You’ve made the decision to upgrade all of the computers in your office, and send your old machines for secure IT disposal to a reputable company. You’ve ensured that all data has been stored safely away. Every item on your list has been checked, and your data is safe. Or is it? Even if you’ve done everything you’re supposed to, your data can still be vulnerable.
What is Data Proliferation?
Data proliferation occurs when several copies of the same data exist throughout an organisation. Even one interaction with a single piece of data can yield numerous copies of that data. When you consider all the hands through which a piece of data passes before it reaches its final destination, the number of potential copies that can exist in your organisation becomes clear.
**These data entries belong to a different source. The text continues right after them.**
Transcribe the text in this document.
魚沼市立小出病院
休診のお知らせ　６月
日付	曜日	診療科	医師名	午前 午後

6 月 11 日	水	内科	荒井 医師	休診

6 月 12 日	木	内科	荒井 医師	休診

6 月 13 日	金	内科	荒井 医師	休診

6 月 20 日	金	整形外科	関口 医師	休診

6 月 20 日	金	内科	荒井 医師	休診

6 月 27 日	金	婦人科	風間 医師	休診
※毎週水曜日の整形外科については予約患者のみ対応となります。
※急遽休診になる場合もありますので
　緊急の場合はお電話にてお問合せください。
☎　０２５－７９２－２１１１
Where can data live? It exists virtually everywhere in an organisation, from information stored during research, to that which is created by individuals who store data on numerous devices for later review and analysis. It can also be present in multiple versions.
A False Sense of Security
A big part of the safety of your data lies in how it is handled within your organisation, even though many forms of digital data have features that allow for automatic protection. Unfortunately, it is these features that can give a false sense of security. The very ability for information to be quickly shared, changed and automatically saved can create multiple opportunities for data vulnerability.
What You Can Do
Although the possibility is there to create multiple versions of data in multiple locations, this should not be considered an inevitability. The number of copies of information can be easily reduced with a set of guidelines put into place to ensure data security.
The first move is to create a policy governing data security and confidentiality. This policy can be considered an evolving document, with revisions made as required. Any protocols outlined in the document need to be monitored on a regular basis to ensure compliance.
Any passwords providing access to any form of data should be changed on a regular basis, be eight characters or more in length and contain a combination of letters in both upper and lower case, as well as numbers, symbols and spaces. Passwords should never be allowed to be ‘remembered’ on any computer or device.
Encryption software can also be used to increase security, as it allows for data to be passed back and forth between individuals, but in a format which makes it nearly impossible for access by outside parties. There should also be rules in place for how data is stored, deleted and backed up.
Data doesn’t necessarily need to be reviewed on printed paper. Consider adopting ‘on-screen’ methods for the review and analysis of data to eliminate the possibility of copies being made. Any time paper documents need to be printed, ensure that they are shredded immediately after use instead of stored.
Adopting a culture that pro-actively protects its data will ensure that your information is as secure as possible.